During the campaign, so-called pro-life Catholic attorney Douglas Kmiec said Obama would want pro-abortion judges in the mold of Stephen Breyer and David Souter and mentioned Koh as a possible nominee.
But Piero A. Tozzi, of the Catholic Family and Human Rights Institute, points out in a recent edition of the group’s Friday Fax publication that Koh is strongly pro-abortion.
Tozzi worries that Koh, as a Supreme Court justice, would use a new standard beyond the so-called privacy basis to justify keeping Roe and its ruling that unlimited abortions should be legal throughout pregnancy for any reason.
"A Koh nomination would revive debate over the importation of ‘transnational’ social norms on contentious issues like abortion," Tozzi writes.
Tozzi notes that Koh’s academic writings have redefined sovereignty as a nations capacity to participate in international affairs, and have blurred any distinctive national identity.
"Koh goes on to say that the way a nation exercises sovereignty responsibly is to accept all United Nations (UN) documents and the UN human rights review process," Tozzi writes.
With the United Nations, aided by a supportive Obama administration, possibly setting out to make abortion an international right and approving documents requiring countries across the globe to honor that right, a Koh appointment would make it that much harder to overturn Roe.
While the Supreme Court "took a step away from transnationalism " in the case of Medellín v.
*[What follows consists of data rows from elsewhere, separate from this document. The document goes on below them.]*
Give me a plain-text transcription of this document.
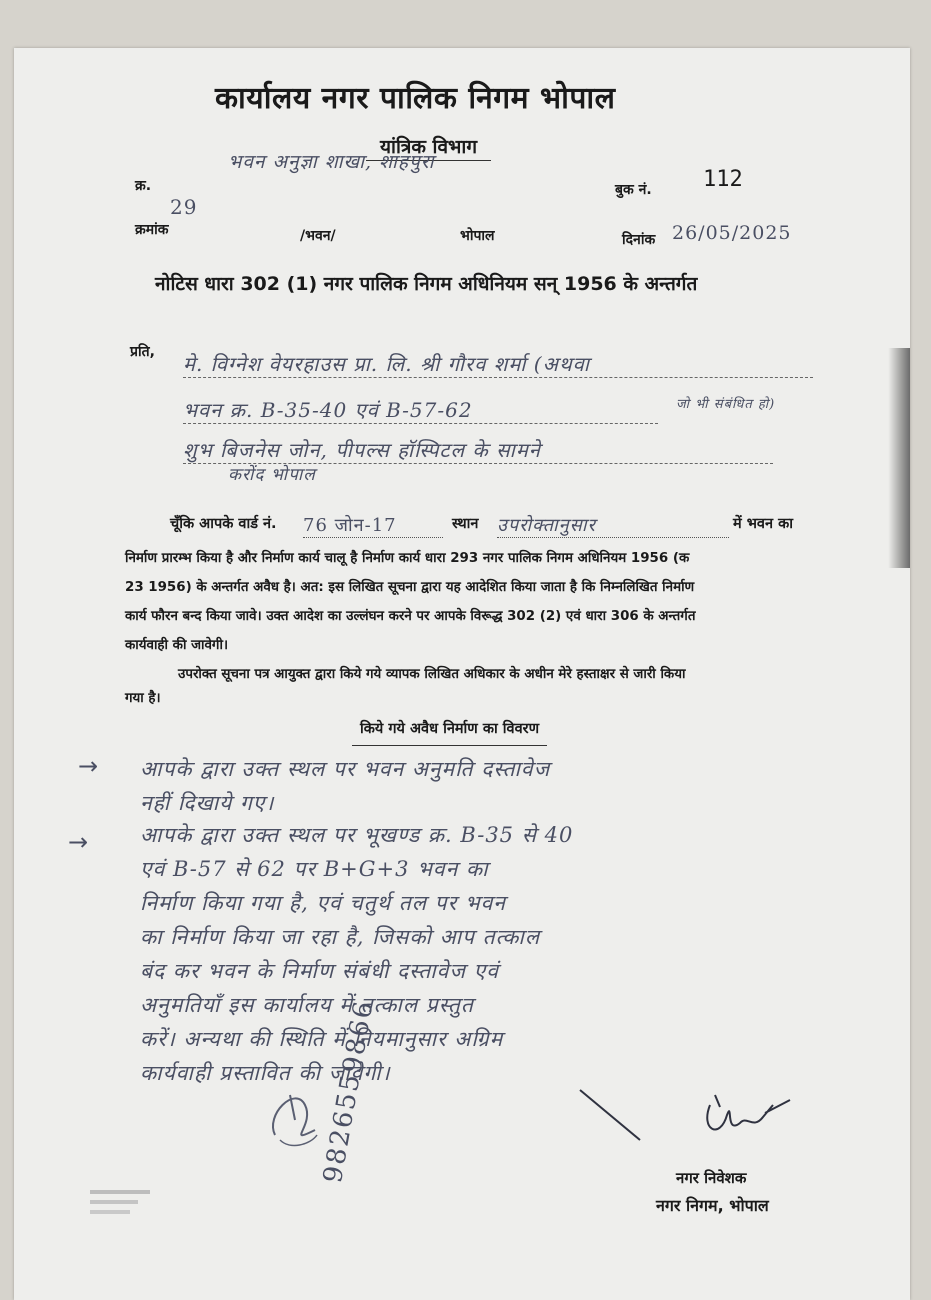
कार्यालय नगर पालिक निगम भोपाल
यांत्रिक विभाग
भवन अनुज्ञा शाखा, शाहपुरा
क्र.
29
क्रमांक	/भवन/	भोपाल
बुक नं. 112
दिनांक 26/05/2025
नोटिस धारा 302 (1) नगर पालिक निगम अधिनियम सन् 1956 के अन्तर्गत
प्रति, मे. विग्नेश वेयरहाउस प्रा. लि. श्री गौरव शर्मा (अथवा
भवन क्र. B-35-40 एवं B-57-62	जो भी संबंधित हो)
शुभ बिजनेस जोन, पीपल्स हॉस्पिटल के सामने
करोंद भोपाल
चूँकि आपके वार्ड नं. 76 जोन-17	स्थान उपरोक्तानुसार	में भवन का
निर्माण प्रारम्भ किया है और निर्माण कार्य चालू है निर्माण कार्य धारा 293 नगर पालिक निगम अधिनियम 1956 (क
23 1956) के अन्तर्गत अवैध है। अत: इस लिखित सूचना द्वारा यह आदेशित किया जाता है कि निम्नलिखित निर्माण
कार्य फौरन बन्द किया जावे। उक्त आदेश का उल्लंघन करने पर आपके विरूद्ध 302 (2) एवं धारा 306 के अन्तर्गत
कार्यवाही की जावेगी।
उपरोक्त सूचना पत्र आयुक्त द्वारा किये गये व्यापक लिखित अधिकार के अधीन मेरे हस्ताक्षर से जारी किया
गया है।
किये गये अवैध निर्माण का विवरण
→ आपके द्वारा उक्त स्थल पर भवन अनुमति दस्तावेज
नहीं दिखाये गए।
→ आपके द्वारा उक्त स्थल पर भूखण्ड क्र. B-35 से 40
एवं B-57 से 62 पर B+G+3 भवन का
निर्माण किया गया है, एवं चतुर्थ तल पर भवन
का निर्माण किया जा रहा है, जिसको आप तत्काल
बंद कर भवन के निर्माण संबंधी दस्तावेज एवं
अनुमतियाँ इस कार्यालय में तत्काल प्रस्तुत
करें। अन्यथा की स्थिति में नियमानुसार अग्रिम
कार्यवाही प्रस्तावित की जावेगी।
9826559866	नगर निवेशक
नगर निगम, भोपाल
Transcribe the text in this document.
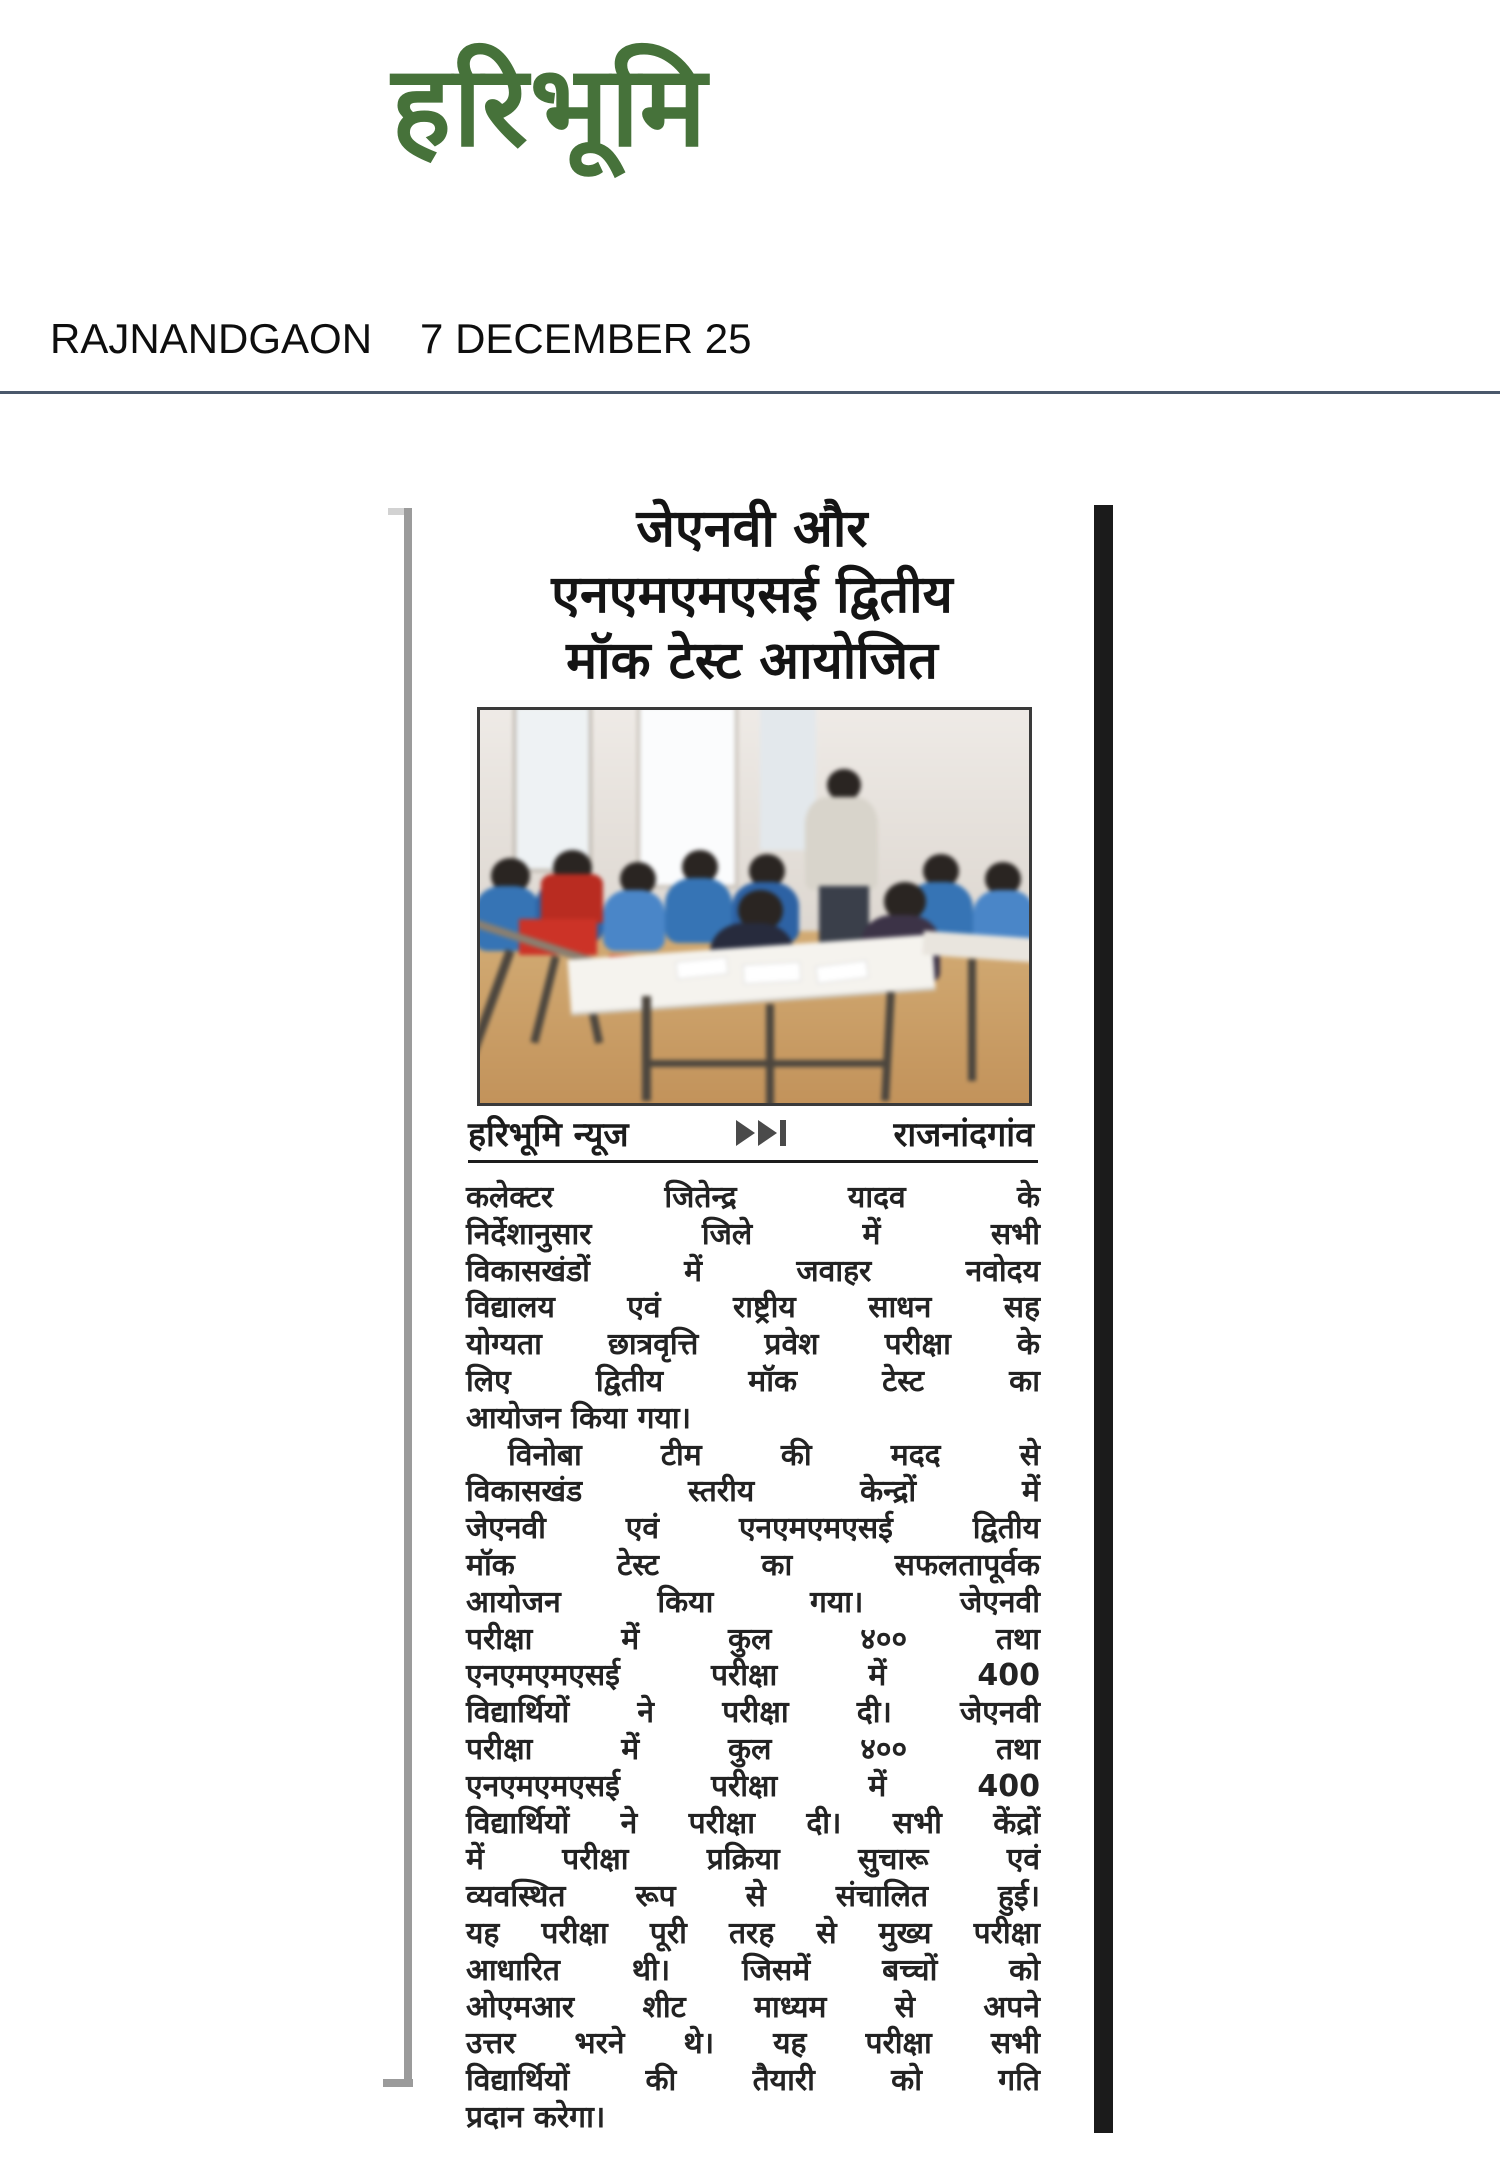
हरिभूमि
RAJNANDGAON 7 DECEMBER 25
जेएनवी और
एनएमएमएसई द्वितीय
मॉक टेस्ट आयोजित
हरिभूमि न्यूज	राजनांदगांव
कलेक्टर जितेन्द्र यादव के
निर्देशानुसार जिले में सभी
विकासखंडों में जवाहर नवोदय
विद्यालय एवं राष्ट्रीय साधन सह
योग्यता छात्रवृत्ति प्रवेश परीक्षा के
लिए द्वितीय मॉक टेस्ट का
आयोजन किया गया।
विनोबा टीम की मदद से
विकासखंड स्तरीय केन्द्रों में
जेएनवी एवं एनएमएमएसई द्वितीय
मॉक टेस्ट का सफलतापूर्वक
आयोजन किया गया। जेएनवी
परीक्षा में कुल ४०० तथा
एनएमएमएसई परीक्षा में 400
विद्यार्थियों ने परीक्षा दी। जेएनवी
परीक्षा में कुल ४०० तथा
एनएमएमएसई परीक्षा में 400
विद्यार्थियों ने परीक्षा दी। सभी केंद्रों
में परीक्षा प्रक्रिया सुचारू एवं
व्यवस्थित रूप से संचालित हुई।
यह परीक्षा पूरी तरह से मुख्य परीक्षा
आधारित थी। जिसमें बच्चों को
ओएमआर शीट माध्यम से अपने
उत्तर भरने थे। यह परीक्षा सभी
विद्यार्थियों की तैयारी को गति
प्रदान करेगा।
Texas, holding that domestic constitutional principles outweighed an international directive, Koh has tried to lobby the court otherwise.
Tozzi says Koh authored an influential friend-of-the-court brief arguing for the incorporation of international norms in a death penalty case. The same arguments could be applied to abortion to make the U.S. comply with the pro-abortion sentiments of the UN.
"Substantively more worrisome to social conservatives, however, is the importation of abortion," the CFAM author notes and points out that the Supreme Court ruling in Lawrence v. Texas referenced evolving international norms.
Tozzi is also concerned about Koh because the Yale lawyer may have been involved in UN conferences as a part of the Clinton administration that promoted abortion and population control.
"Koh was a high-ranking State Department official during the Clinton years and likely advised in such controversial conferences as Cairo+5 and Beijing+5," Tozzi writes.
Ultimately, Tozzi says "Koh is perceived as championing abortion" and that would mean keeping Roe in place another 35 years or longer if he is added to the high court.